- Citizenship: United States
- Occupation: Webcomic creator
- Spouse: Eleanor Davis
- Writing career
- Language: English
- Years active: 2010-Present
- Notable works: Set to Sea, The Creepy Case Files of Margo Maloo

= Drew Weing =

American comic artist

Drew Weing is an American comic artist. Debuting in 2010 with the black-and-white graphic novel Set to Sea, Weing went on to create the webcomic The Creepy Case Files of Margo Maloo. Together with his wife Eleanor Davis, Weing has taught cartooning classes at the University of Georgia. Weing is large fan of the serialized aspect of webcomics.

==Career==
Drew Weing debuted in 2010 with the black-and-white graphic novel Set to Sea. The book, containing very little dialogue, features Popeye-like character designs combined with highly detailed backgrounds. Set to Sea presents one large panel on each of the graphic novel's 140 pages. The story of Set to Sea parodies Boys' Own tales such as Treasure Island and Captains Courageous, as it "[follows] the transition from innocence to experience for an aspiring poet kidnapped and forced into sailor life." Set to Sea was intended only as a small and experimental side project, with Weing initially drawing a single panel every day. However, as the single panels started to take him multiple days to complete, Weing realized that the comic had turned into a worthwhile story.

Since 2009, Weing and his wife Eleanor Davis have been teaching cartooning at the University of Georgia as part of its "Summer Academy" program. Their students, 11- to 17-year-old children, were taught various aspects of comics, though Weing noted that the best things for them to do was to "basically to keep out of the kids’ way and let them have fun," in order to keep the children from getting self-conscious.

In August 2015, Weing co-published a comic book with his wife titled Flop to the Top!. Published through Toon Books, the book is intended for first- and second-grade children and features a "silly and amiable fable of viral fame."

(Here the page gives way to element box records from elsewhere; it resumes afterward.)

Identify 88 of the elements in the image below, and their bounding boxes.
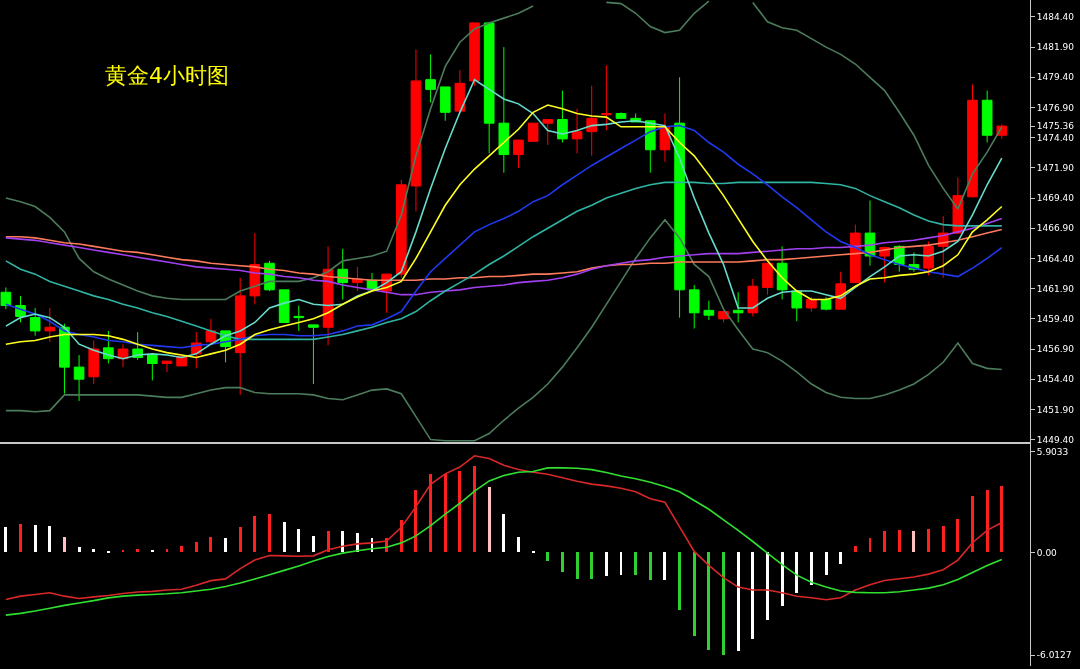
y-tick-label: 1471.90 — [1036, 163, 1075, 174]
bar — [1000, 486, 1003, 552]
bar — [576, 552, 579, 579]
y-tick-label: 1475.36 — [1036, 121, 1075, 132]
bar — [737, 552, 740, 651]
y-tick-label: 0.00 — [1036, 547, 1058, 558]
bar — [561, 552, 564, 572]
bar — [854, 546, 857, 552]
bar — [883, 531, 886, 552]
y-tick-label: 1484.40 — [1036, 12, 1075, 23]
bar — [239, 527, 242, 552]
bar — [253, 516, 256, 552]
y-tick-label: 1466.90 — [1036, 223, 1075, 234]
bar — [136, 549, 139, 552]
bar — [971, 496, 974, 552]
bar — [444, 474, 447, 552]
bar — [722, 552, 725, 655]
bar — [473, 466, 476, 552]
line-series — [5, 454, 1003, 601]
y-tick-label: 1476.90 — [1036, 102, 1075, 113]
bar — [649, 552, 652, 580]
bar — [63, 537, 66, 552]
bar — [209, 537, 212, 552]
bar — [283, 522, 286, 552]
bar — [180, 546, 183, 552]
bar — [825, 552, 828, 575]
bar — [458, 471, 461, 552]
y-tick-label: 1481.90 — [1036, 42, 1075, 53]
bar — [707, 552, 710, 650]
bar — [502, 514, 505, 552]
bar — [166, 549, 168, 552]
bar — [781, 552, 784, 606]
y-tick-label: 1479.40 — [1036, 72, 1075, 83]
line-series — [5, 467, 1003, 616]
y-tick-label: 1456.90 — [1036, 344, 1075, 355]
bar — [956, 519, 959, 552]
bar — [195, 542, 198, 552]
y-tick-label: 1449.40 — [1036, 434, 1075, 445]
bar — [92, 549, 95, 552]
y-tick-label: 1454.40 — [1036, 374, 1075, 385]
bar — [34, 525, 37, 552]
bar — [414, 490, 417, 552]
y-tick-label: 1451.90 — [1036, 404, 1075, 415]
bar — [517, 537, 520, 552]
bar — [268, 514, 271, 552]
bar — [620, 552, 622, 575]
bar — [693, 552, 696, 636]
y-tick-label: 1464.40 — [1036, 253, 1075, 264]
bar — [546, 552, 549, 561]
bar — [678, 552, 681, 610]
bar — [634, 552, 637, 575]
bar — [224, 538, 227, 552]
bar — [663, 552, 666, 580]
bar — [810, 552, 813, 585]
y-tick-label: -6.0127 — [1036, 650, 1072, 661]
bar — [942, 526, 945, 552]
candlestick — [879, 247, 890, 284]
bar — [327, 531, 330, 552]
bar — [4, 527, 7, 552]
bar — [590, 552, 593, 579]
y-tick-label: 1459.40 — [1036, 313, 1075, 324]
line-series — [5, 217, 1003, 296]
bar — [78, 547, 81, 552]
y-tick-label: 1469.40 — [1036, 193, 1075, 204]
bar — [927, 529, 930, 552]
bar — [341, 531, 344, 552]
candlestick — [308, 324, 319, 385]
bar — [898, 530, 901, 552]
bar — [795, 552, 798, 593]
bar — [869, 538, 871, 552]
bar — [986, 490, 989, 552]
y-tick-label: 1461.90 — [1036, 283, 1075, 294]
bar — [605, 552, 608, 576]
bar — [751, 552, 754, 639]
bar — [429, 474, 432, 552]
text: 黄金4小时图 — [105, 63, 229, 88]
y-tick-label: 1474.40 — [1036, 132, 1075, 143]
bar — [488, 487, 491, 552]
line-series — [5, 219, 1003, 442]
bar — [48, 526, 51, 552]
y-tick-label: 5.9033 — [1036, 446, 1069, 457]
candlestick — [425, 53, 436, 104]
bar — [312, 536, 315, 552]
bar — [839, 552, 842, 564]
bar — [912, 531, 915, 552]
bar — [297, 529, 300, 552]
bar — [19, 524, 22, 552]
bar — [766, 552, 769, 620]
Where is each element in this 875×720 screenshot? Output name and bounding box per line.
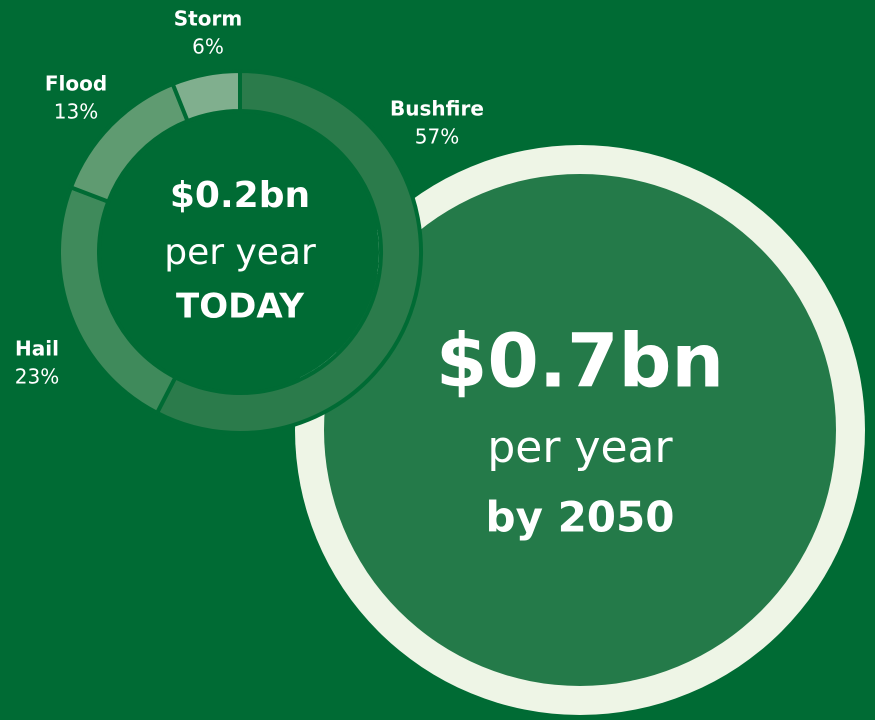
center-when: TODAY — [176, 287, 304, 327]
future-when: by 2050 — [486, 493, 675, 542]
center-rate: per year — [164, 232, 316, 273]
donut-hole — [101, 113, 379, 391]
donut-segment — [170, 69, 242, 124]
segment-name: Flood — [45, 72, 107, 96]
future-amount: $0.7bn — [436, 319, 724, 405]
donut-segment — [155, 69, 423, 435]
segment-name: Bushfire — [390, 97, 484, 121]
segment-value: 13% — [54, 100, 98, 124]
segment-name: Hail — [15, 337, 59, 361]
segment-value: 23% — [15, 365, 59, 389]
future-circle — [324, 174, 836, 686]
segment-value: 6% — [192, 35, 224, 59]
center-amount: $0.2bn — [170, 175, 310, 216]
donut — [57, 69, 423, 435]
segment-name: Storm — [174, 7, 242, 31]
future-rate: per year — [487, 422, 673, 473]
segment-value: 57% — [415, 125, 459, 149]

Since February 2014, Drew Weing has been running the webcomic The Creepy Case Files of Margo Maloo, about a boy named Charles Thompson who moves to a monster-ridden apartment building. The title character Margo Maloo is a "monster mediator" who helps sort out the situation. A print version of Margo Maloo was published by First Second in September 2016. The webcomic started out as a collaboration between Weing and his wife as they were trying to come up with a pitch for a one-page serial comic for Nickelodeon Magazine. The character Margo was created by passing a sketchbook back and forth, "tweaking her design and adding details." Though the serial never happened, Weing kept the idea in mind for years. Eventually, he realized the character need a sidekick: Weing described early designs for Charles as a "shrimpy, nervous little kid," but the more assertive Charles formed shortly after. Though Weing has an ending for the story planned, he is planning to continue the story indefinitely as "there are an infinite amount of monster misunderstandings in Echo City" and he wants to chronicle as many of Margo's adventures as he can. The Los Angeles Times described the first book as "just the beginning of [the characters'] adventures."

==On webcomics==
Weing created the infinite canvas webcomic Pup, which he initially made available solely on Serializer. In an interview with Paste Magazine, Weing stated that the entirety of his comics career has involved the World Wide Web in some form, with Set to Sea being serialized online before print publication as well. When asked by the Los Angeles Times what he thinks of the format, Weing stated that "there are many webcomics that are dear to my heart". In particular, Weing has frequently praised how serialized comics force a reader to read slowly: as someone reads a couple pages a week rather than binge reading the entire comic directly, their "life [gets wrapped] up with the characters." He described this as "getting a little check-in from a friend every day" and considers this an entirely different experience from that which one gets with comic books and graphic novels.

==Personal life==
Drew Weing is married to cartoonist Eleanor Davis, whom he has described as his "primary editor and audience, and vice versa." Though the two keep separate work spaces - Davis working in the corner room in their house and Weing doing his work in the studio across the street - the two meet back up for dinner and discuss what progress they have made that day. Though Davis goes to bed early in the evening and wakes up early as well, Weing tends to stay up late doing computer work.

Weing and Davis moved to Athens, Georgia "kind of on a whim", after having visited the town for its Fluke minicomic festival. In an interview, Weing stated that his "dream" is for the local comics scene to gradually overshadow the Athens music scene.